Advice to help real estate professionals avoid risky situations:
- Set initial meetings with new clients at the office, not in the field. Office meetings set a professional tone for the agent–client relationship. Plus, they provide an opportunity to make a copy of your client’s driver’s license and have the person fill out a Prospect Identification Form. Many brokers now require this to provide a safer working environment for licensees. Sometimes, that extra step is all that is needed to put a stop to a criminal’s plan.
- Record new client information electronically. If meeting in the office proves impossible, take a picture of your client’s driver’s license and car license tag and send it by email or text to your broker or office manager. Use technology to your advantage. Protect yourself by creating a digital paper trail.
- Keep your jewelry under wraps. Do not use glamorous pictures of yourself wearing expensive jewelry for advertising. Criminals see agents with diamond accessories and pricey watches as prime targets. Try to look classy without dressing especially flashy.
- Limit the personal information you share. Your client does not need to know your son has a game tonight and is the school’s soccer star. You can get to know your client and still build a quality business relationship without providing too much information about yourself, your family or where you live.
- Separate personal from professional. Do not share your home address or phone number on any advertisement. Having separate email accounts for business and personal use provides anonymity as well.
- Make your clients feel known. Introduce your prospect to someone in the office when you meet them for the first time. Would-be assailants want to stay inconspicuous so they can avoid detection. The more eyes that are on them, the less likely they will attack.
- Let someone know your plans. Always let someone know where you are going and when you will be back. Leave the name and phone number, plus any additional information you have collected, of the client you are meeting.
- Help your brokerage keep tabs on you. It is a good idea for brokerage offices to have an employee check-out board on a website or at work to list your name, destination, customer name, the date and expected return time.
- Don’t list properties as vacant. Avoid listing properties as “vacant,” since advertising an empty house can be seen as an open invitation to criminals. Going to a vacant lot and finding squatters there rarely ends well.
- Never park in the driveway. When you’re showing a home, it’s safer to park at the curb in front of the property instead of in the driveway. This allows more visibility to neighbors if a conflict occurs. It’s also much easier to escape in your vehicle if you don’t have to back out of a driveway. Additionally, leaving your car in a driveway means the perpetrator could park behind you, making it more difficult to leave.
- Show properties during the day. Always show properties before dark. Do not lower any shades or draw any curtains or blinds.
- Choose a safe word or code. Establish a distress word with a relative, close friend or coworker. A secret word or phrase that is not commonly used but can be worked into any conversation for cases where you may feel threatened. Example: “Hi, this is Jane. I am at [address]. Could you send me the red file?” A simple phone call with the distress phrase could alert someone that you are in danger.

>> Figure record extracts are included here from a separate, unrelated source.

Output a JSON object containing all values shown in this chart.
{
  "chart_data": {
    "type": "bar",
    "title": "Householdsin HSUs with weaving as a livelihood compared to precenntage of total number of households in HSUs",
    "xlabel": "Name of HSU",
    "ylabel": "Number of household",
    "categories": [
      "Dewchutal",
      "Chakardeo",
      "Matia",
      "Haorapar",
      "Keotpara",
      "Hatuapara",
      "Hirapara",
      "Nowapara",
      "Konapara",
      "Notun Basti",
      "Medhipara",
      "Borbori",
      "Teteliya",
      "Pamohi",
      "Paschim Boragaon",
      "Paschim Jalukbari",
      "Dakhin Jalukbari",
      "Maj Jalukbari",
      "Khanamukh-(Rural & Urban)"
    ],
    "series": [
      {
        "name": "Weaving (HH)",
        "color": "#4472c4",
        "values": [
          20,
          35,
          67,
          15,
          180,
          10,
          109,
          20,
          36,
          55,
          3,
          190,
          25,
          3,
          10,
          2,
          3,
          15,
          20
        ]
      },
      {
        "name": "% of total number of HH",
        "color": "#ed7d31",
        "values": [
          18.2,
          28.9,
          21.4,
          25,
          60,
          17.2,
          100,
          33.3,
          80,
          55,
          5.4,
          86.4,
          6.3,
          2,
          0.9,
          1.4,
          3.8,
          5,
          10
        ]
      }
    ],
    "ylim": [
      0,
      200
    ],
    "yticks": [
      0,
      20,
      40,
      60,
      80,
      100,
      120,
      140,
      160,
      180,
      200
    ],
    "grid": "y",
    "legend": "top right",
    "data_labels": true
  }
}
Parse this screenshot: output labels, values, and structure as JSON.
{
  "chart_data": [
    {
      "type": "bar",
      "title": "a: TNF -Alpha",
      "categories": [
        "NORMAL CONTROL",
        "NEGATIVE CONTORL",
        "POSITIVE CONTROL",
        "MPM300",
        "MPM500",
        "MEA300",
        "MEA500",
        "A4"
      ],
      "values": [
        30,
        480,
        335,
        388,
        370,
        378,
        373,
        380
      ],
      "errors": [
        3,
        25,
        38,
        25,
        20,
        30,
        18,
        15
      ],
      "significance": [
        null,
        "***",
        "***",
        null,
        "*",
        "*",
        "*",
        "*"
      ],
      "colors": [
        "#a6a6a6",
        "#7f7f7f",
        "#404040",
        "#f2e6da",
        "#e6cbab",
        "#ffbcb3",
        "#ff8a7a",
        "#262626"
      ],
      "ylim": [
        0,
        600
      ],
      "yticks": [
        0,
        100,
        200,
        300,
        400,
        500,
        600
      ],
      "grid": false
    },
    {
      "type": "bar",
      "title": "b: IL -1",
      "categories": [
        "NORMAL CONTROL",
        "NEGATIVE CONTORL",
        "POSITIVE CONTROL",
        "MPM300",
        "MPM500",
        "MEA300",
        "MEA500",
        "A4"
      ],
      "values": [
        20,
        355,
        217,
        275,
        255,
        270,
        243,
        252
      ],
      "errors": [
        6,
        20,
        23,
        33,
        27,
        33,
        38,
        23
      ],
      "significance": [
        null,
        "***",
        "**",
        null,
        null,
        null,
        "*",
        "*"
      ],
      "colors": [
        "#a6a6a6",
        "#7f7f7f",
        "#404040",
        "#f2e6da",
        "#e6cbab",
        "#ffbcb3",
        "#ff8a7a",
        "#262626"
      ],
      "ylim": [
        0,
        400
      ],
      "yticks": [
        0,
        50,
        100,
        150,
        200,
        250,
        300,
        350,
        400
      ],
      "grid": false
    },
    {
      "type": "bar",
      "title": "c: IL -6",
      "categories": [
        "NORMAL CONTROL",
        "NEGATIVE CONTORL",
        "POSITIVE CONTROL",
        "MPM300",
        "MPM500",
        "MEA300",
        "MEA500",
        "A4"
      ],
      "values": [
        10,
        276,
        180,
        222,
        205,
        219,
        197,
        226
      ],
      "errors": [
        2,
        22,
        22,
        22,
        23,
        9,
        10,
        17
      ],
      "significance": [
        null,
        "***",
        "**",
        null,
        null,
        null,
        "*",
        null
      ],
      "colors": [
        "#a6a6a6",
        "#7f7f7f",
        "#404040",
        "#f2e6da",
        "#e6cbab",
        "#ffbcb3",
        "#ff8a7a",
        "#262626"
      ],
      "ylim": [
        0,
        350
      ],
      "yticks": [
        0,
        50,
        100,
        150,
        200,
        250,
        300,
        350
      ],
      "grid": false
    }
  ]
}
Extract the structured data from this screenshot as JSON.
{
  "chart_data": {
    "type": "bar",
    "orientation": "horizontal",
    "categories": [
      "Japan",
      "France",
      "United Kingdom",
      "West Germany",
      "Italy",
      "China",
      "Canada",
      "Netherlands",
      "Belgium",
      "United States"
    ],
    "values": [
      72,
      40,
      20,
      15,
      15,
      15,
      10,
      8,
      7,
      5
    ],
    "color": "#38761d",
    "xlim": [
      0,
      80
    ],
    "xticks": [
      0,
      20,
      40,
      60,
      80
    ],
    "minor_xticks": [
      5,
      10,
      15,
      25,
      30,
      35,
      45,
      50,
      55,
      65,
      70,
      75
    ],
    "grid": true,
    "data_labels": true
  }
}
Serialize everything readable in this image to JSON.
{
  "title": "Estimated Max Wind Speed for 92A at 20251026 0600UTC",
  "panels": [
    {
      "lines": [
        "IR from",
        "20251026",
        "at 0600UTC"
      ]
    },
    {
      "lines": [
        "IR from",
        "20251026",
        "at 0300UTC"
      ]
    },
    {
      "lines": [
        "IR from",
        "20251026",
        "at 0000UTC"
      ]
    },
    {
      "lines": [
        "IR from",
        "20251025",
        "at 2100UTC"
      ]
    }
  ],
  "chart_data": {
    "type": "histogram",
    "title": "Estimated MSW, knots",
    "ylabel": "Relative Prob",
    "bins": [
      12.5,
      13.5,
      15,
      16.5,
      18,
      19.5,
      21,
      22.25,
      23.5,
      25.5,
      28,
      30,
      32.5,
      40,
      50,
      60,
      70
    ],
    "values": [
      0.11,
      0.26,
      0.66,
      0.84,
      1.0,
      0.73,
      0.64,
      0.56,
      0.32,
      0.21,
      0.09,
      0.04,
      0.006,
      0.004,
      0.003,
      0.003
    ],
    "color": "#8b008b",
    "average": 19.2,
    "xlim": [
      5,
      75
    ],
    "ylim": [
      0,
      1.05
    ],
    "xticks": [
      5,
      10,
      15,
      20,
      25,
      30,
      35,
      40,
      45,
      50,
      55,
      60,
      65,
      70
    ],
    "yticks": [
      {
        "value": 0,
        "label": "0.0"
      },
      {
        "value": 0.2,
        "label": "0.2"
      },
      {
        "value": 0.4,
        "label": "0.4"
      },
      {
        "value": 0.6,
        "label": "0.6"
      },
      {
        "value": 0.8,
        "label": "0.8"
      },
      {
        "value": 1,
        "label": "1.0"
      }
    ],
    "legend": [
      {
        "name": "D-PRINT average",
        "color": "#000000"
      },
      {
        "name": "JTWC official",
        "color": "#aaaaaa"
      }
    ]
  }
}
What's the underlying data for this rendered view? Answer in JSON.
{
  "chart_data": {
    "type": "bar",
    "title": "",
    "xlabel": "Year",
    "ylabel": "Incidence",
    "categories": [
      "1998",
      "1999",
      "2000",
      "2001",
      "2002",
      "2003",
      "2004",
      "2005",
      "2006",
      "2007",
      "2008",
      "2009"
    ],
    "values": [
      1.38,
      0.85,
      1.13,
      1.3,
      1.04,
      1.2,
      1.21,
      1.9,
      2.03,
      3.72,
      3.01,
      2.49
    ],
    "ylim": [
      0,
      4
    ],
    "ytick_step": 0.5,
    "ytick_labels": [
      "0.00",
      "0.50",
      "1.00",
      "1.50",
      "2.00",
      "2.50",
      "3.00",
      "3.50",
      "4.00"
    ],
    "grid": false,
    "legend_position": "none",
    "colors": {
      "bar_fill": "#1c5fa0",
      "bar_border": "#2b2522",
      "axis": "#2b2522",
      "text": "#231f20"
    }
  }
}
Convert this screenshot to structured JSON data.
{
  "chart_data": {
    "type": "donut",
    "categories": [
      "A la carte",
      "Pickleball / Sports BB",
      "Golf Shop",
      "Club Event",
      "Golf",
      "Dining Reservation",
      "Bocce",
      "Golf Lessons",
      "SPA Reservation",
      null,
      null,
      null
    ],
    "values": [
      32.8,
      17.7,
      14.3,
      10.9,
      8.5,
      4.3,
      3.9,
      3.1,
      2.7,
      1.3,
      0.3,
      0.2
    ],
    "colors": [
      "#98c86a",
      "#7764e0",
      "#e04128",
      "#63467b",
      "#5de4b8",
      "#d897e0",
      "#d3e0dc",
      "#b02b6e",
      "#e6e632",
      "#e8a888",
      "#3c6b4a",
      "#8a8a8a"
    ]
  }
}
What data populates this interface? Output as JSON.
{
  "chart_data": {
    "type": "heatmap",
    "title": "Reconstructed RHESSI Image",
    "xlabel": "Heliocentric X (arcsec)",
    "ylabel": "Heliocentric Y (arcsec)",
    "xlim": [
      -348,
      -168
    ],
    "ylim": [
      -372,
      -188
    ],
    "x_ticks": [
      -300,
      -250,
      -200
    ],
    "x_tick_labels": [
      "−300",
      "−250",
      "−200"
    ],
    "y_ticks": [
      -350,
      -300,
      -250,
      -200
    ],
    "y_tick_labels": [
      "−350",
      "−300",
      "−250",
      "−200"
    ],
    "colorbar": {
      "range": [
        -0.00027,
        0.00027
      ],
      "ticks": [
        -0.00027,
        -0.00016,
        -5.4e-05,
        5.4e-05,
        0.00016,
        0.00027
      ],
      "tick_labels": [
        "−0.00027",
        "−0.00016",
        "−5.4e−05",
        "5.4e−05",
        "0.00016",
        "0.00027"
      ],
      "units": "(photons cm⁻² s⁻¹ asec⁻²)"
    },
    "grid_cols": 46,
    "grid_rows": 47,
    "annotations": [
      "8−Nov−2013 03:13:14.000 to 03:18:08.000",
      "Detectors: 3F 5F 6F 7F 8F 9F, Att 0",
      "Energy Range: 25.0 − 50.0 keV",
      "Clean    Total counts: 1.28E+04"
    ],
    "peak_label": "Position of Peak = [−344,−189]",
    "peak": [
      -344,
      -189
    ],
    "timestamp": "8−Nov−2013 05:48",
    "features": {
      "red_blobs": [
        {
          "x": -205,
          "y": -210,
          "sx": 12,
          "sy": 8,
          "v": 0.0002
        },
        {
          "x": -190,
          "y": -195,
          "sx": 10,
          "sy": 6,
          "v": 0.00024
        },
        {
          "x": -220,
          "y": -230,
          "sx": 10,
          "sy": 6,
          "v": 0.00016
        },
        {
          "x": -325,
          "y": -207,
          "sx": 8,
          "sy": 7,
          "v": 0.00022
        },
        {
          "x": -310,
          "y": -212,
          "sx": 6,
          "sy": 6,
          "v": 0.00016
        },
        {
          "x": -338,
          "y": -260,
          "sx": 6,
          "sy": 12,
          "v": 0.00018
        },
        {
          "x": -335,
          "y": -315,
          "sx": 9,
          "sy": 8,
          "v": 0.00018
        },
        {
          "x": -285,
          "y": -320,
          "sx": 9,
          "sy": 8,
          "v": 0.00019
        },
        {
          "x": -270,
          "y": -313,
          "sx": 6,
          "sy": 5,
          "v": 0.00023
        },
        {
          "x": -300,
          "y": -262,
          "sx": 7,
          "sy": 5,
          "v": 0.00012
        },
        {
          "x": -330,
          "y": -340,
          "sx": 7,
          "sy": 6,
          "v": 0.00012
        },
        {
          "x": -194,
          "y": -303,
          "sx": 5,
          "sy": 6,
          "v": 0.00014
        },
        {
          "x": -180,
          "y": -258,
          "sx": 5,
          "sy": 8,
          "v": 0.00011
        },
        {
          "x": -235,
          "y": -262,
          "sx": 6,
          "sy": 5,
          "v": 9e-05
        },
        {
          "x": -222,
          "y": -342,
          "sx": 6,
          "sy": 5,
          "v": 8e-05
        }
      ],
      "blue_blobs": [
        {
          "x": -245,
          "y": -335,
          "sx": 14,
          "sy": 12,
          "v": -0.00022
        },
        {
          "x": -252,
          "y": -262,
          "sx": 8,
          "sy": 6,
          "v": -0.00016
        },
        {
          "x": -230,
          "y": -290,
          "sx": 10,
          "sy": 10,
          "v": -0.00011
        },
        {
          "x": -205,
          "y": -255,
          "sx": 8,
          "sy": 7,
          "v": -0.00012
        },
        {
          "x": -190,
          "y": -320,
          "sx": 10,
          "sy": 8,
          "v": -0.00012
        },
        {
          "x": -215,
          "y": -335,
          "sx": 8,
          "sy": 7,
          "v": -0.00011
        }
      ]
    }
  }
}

- Leave your belongings in the car. Do not take your purse or laptop bag into the house. Lock it in the car trunk before you arrive.
- Always have your phone. Take your cell phone with you at all times, in case you need to call for help.
- Have a security app. Install a panic button and/or security app on your phone that allows you to easily call for help in a covert manner.
- Let clients walk in front. While showing a house, always let the prospect lead. Direct them instead of walking in front of them. For example: “The kitchen is on your left.” This allows you to keep an eye on them.
- Avoid attics and basements. You don’t need to follow clients into dark, windowless parts of houses, such as attics and basements. This will help prevent you from getting trapped there. If clients want to view those areas, you don’t need to go with them.
- Look around your car. When you are getting into your car alone, look in the backseat and underneath the car. Lock the doors immediately when you get inside.
- Dress for the weather. If your car breaks down, or you need to escape a dangerous situation on foot, you will need to be dressed appropriately.
- Take a self-defense class. A good course will help teach you the proper maneuvers to physically fend off an attack and cover defense strategies, assertiveness and powerful communication tactics.
- Never hesitate to call for help. It’s better to be safe than sorry. Do not hesitate to call 9-1-1 in an emergency.
- Trust your first instinct. Often there is a reason why your intuition tells you something feels off. If you don’t feel comfortable about a situation, figure out an alternative or ask someone to go with you.
Above all, remember the biggest asset to your business is you. You can’t serve your customers if you don’t protect yourself.